LES BOSTONNAIS ARRIVENT!

Le Château Ramezay a été au coeur des évènements de la révolution américaine survenus en sol canadien. En effet, de novembre 1775 à juin 1776, le Château fut le Quartier général de l'Armée continentale des États-Unis et le célèbre Benjamin Franklin fut accueilli en ses murs à titre de délégué du Congrès venu tenter de convaincre les Canadiens de joindre la cause révolutionnaire.

À l'aube du 250e anniversaire de cet évènement historique majeur, le Château Ramezay est fier d'annoncer qu'il présentera en 2025-2026 une exposition temporaire spéciale ainsi qu'une série d'activités d'animation. C'est un rendez-vous, sous le thème « Montréal, America 250 »! Suivez-nous d'ici là afin de tout savoir sur ce qui se trame ici et aux États-Unis dans le cadre de ces commémorations.
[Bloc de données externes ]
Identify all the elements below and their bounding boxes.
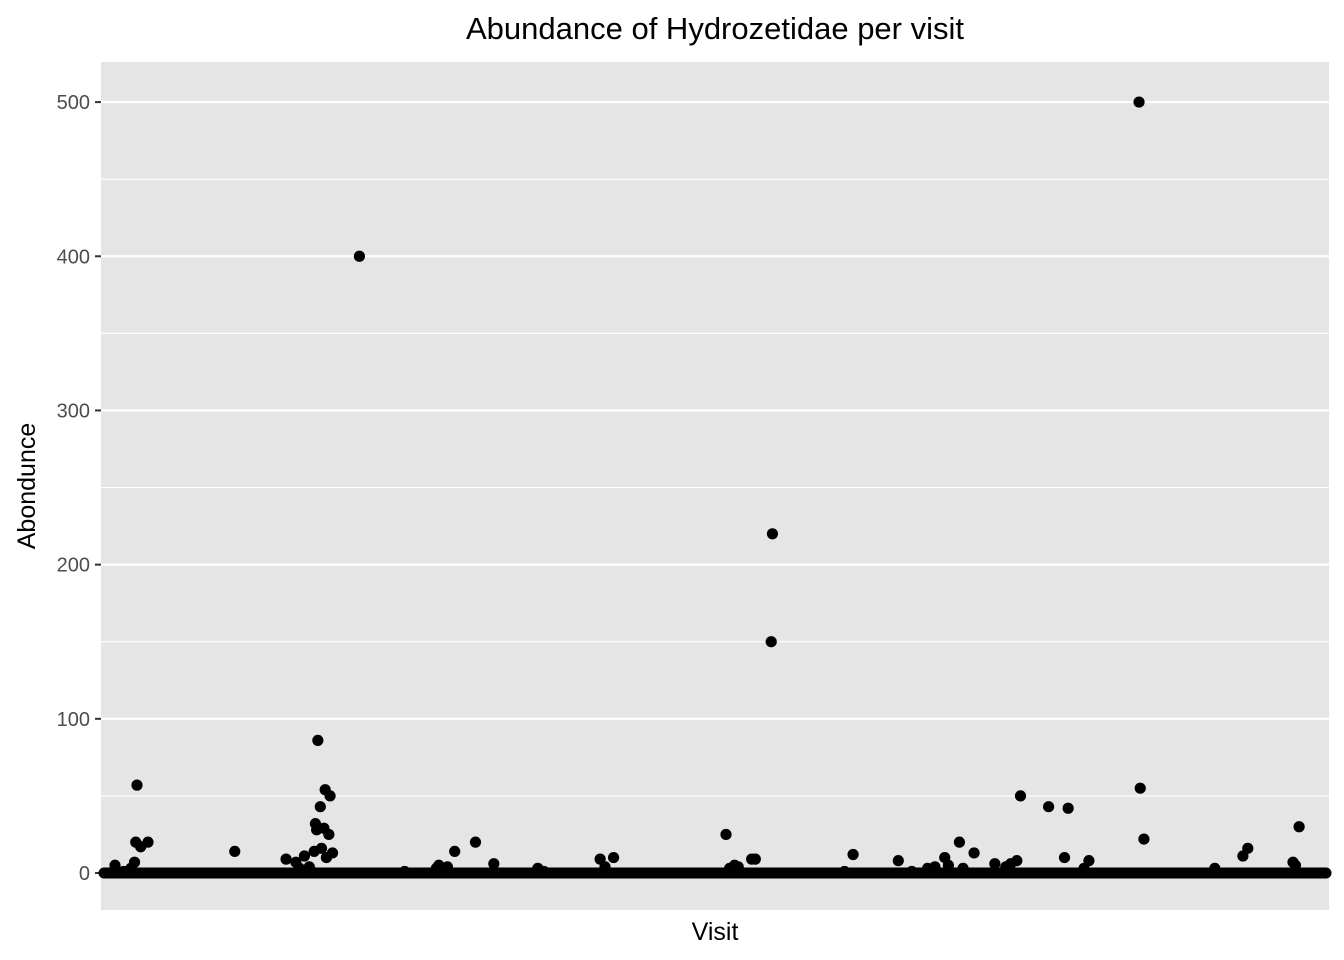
y-tick-label: 400 <box>57 246 90 268</box>
data-point <box>957 862 969 874</box>
data-point <box>1058 851 1071 864</box>
data-point <box>298 850 311 862</box>
data-point <box>732 861 744 873</box>
data-point <box>1083 855 1095 867</box>
y-axis: 0 100 200 300 400 500 <box>57 92 101 885</box>
data-point <box>538 865 550 878</box>
data-point <box>131 779 143 791</box>
data-point <box>720 828 732 841</box>
data-point <box>109 859 121 871</box>
data-point <box>989 858 1001 870</box>
data-point <box>968 847 980 859</box>
data-point <box>766 528 779 540</box>
y-tick-label: 100 <box>57 709 90 731</box>
data-point <box>315 842 328 854</box>
data-point <box>765 636 777 648</box>
data-point <box>1062 802 1074 814</box>
data-point <box>1014 790 1027 802</box>
data-point <box>323 828 335 841</box>
data-point <box>306 865 318 878</box>
data-point <box>312 734 324 747</box>
chart-title: Abundance of Hydrozetidae per visit <box>466 11 964 46</box>
y-tick-label: 300 <box>57 400 90 422</box>
data-point <box>314 801 326 813</box>
data-point <box>847 848 859 861</box>
data-point <box>1138 833 1150 845</box>
data-point <box>1011 855 1023 867</box>
data-point <box>953 836 966 848</box>
data-point <box>929 861 941 873</box>
data-point <box>1133 96 1145 108</box>
data-point <box>1242 842 1254 854</box>
data-point <box>599 861 611 873</box>
data-point <box>942 859 955 871</box>
data-point <box>229 845 241 858</box>
data-point <box>488 858 500 870</box>
data-point <box>449 845 461 858</box>
data-point <box>1209 862 1221 874</box>
y-tick-label: 200 <box>57 555 90 577</box>
y-axis-title: Abondunce <box>13 423 41 550</box>
data-point <box>399 865 411 878</box>
data-point <box>433 859 445 871</box>
data-point <box>280 853 292 865</box>
x-axis-title: Visit <box>692 918 739 946</box>
data-point <box>142 836 154 848</box>
data-point <box>1289 859 1302 871</box>
data-point <box>293 862 306 874</box>
data-point <box>1043 801 1055 813</box>
data-point <box>1134 782 1146 794</box>
data-points <box>109 96 1305 878</box>
data-point <box>324 790 336 802</box>
data-point <box>1293 821 1305 833</box>
data-point <box>607 851 620 864</box>
data-point <box>749 853 761 865</box>
data-point <box>469 836 482 848</box>
data-point <box>128 856 141 868</box>
data-point <box>441 861 453 873</box>
data-point <box>838 865 851 878</box>
data-point <box>326 847 339 859</box>
plot-panel <box>101 62 1329 910</box>
data-point <box>353 250 365 262</box>
y-tick-label: 500 <box>57 92 90 114</box>
data-point <box>892 855 904 867</box>
data-point <box>906 865 918 878</box>
y-tick-label: 0 <box>79 863 90 885</box>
Nous vous invitons pour l'instant à mieux vous documenter sur cet évènement de l'histoire canado-américaine en prenant connaissance du contenu web ci-dessous.

À noter que le Château Ramezay est reconnu par les Daughters of the American Revolution comme lieu d'importance dans la guerre d'indépendance des États-Unis.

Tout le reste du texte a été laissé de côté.